Molecular epidemiology and genetic characterization of influenza B virus in Lebanon during 2016–2018

Influenza B viruses are a major cause of serious acute respiratory infections in humans. Nasopharyngeal swabs were collected from subjects with influenza-like illness during October 2016–June 2018 and screened for influenza A and B. The hemagglutinin (HA) and neuraminidase (NA) genes of the Lebanese influenza B specimens were sequenced and phylogenetically compared with the vaccine strains and specimens from the Eastern Mediterranean Region and Europe.

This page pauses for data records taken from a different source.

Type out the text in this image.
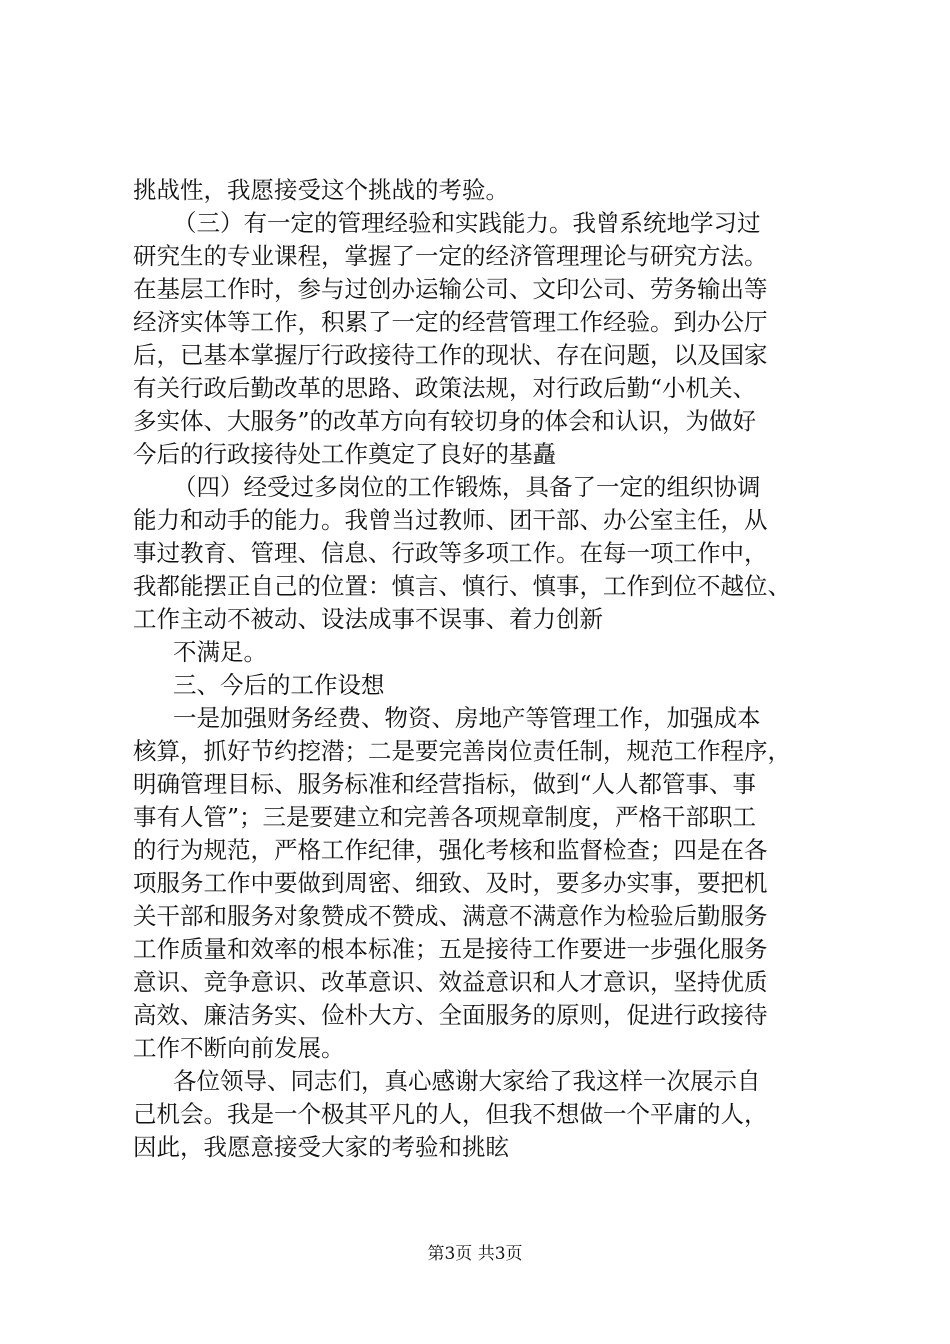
挑战性，我愿接受这个挑战的考验。
（三）有一定的管理经验和实践能力。我曾系统地学习过
研究生的专业课程，掌握了一定的经济管理理论与研究方法。
在基层工作时，参与过创办运输公司、文印公司、劳务输出等
经济实体等工作，积累了一定的经营管理工作经验。到办公厅
后，已基本掌握厅行政接待工作的现状、存在问题，以及国家
有关行政后勤改革的思路、政策法规，对行政后勤“小机关、
多实体、大服务”的改革方向有较切身的体会和认识，为做好
今后的行政接待处工作奠定了良好的基矗
（四）经受过多岗位的工作锻炼，具备了一定的组织协调
能力和动手的能力。我曾当过教师、团干部、办公室主任，从
事过教育、管理、信息、行政等多项工作。在每一项工作中，
我都能摆正自己的位置：慎言、慎行、慎事，工作到位不越位、
工作主动不被动、设法成事不误事、着力创新
不满足。
三、今后的工作设想
一是加强财务经费、物资、房地产等管理工作，加强成本
核算，抓好节约挖潜；二是要完善岗位责任制，规范工作程序，
明确管理目标、服务标准和经营指标，做到“人人都管事、事
事有人管”；三是要建立和完善各项规章制度，严格干部职工
的行为规范，严格工作纪律，强化考核和监督检查；四是在各
项服务工作中要做到周密、细致、及时，要多办实事，要把机
关干部和服务对象赞成不赞成、满意不满意作为检验后勤服务
工作质量和效率的根本标准；五是接待工作要进一步强化服务
意识、竞争意识、改革意识、效益意识和人才意识，坚持优质
高效、廉洁务实、俭朴大方、全面服务的原则，促进行政接待
工作不断向前发展。
各位领导、同志们，真心感谢大家给了我这样一次展示自
己机会。我是一个极其平凡的人，但我不想做一个平庸的人，
因此，我愿意接受大家的考验和挑眩
第3页 共3页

Influenza A and B viruses co-circulated between October and May and peaked between January and March. During the 2016–2017 season, A/H3N2 (33.4%) and B/Yamagata (29.7%) were the predominantly circulating viruses followed by B/Victoria and A/H1N1pdm09 viruses. During the 2017–2018 season, A/H3N2 (31.5%) and A/H1Npdm09 (29.3%) were most prevalent with co-circulation of B/Yamagata and to a lesser extent B/Victoria viruses. The B/Yamagata specimens belonged to clade-3 while the B/Victoria belonged to clade-1A. None of the analyzed specimens had a mutation known to confer resistance to NA inhibitors (NAIs). Multiple subtypes of influenza co-circulate each year in Lebanon with a peak between January and March. The trivalent vaccine included a B/Victoria strain which mismatched the B/Yamagata lineage that predominated during the study period, highlighting the importance of quadrivalent vaccines. •Multiple influenza types/subtypes circulation in Lebanon during 2016–2018.•No resistant markers of neuraminidase inhibitors were detected among influenza B.•Circulation of B/Yamagata clade-3 and B/Victoria clade-1A viruses in Lebanon.•Flu B trivalent vaccine strain was mismatched to the dominantly circulating one.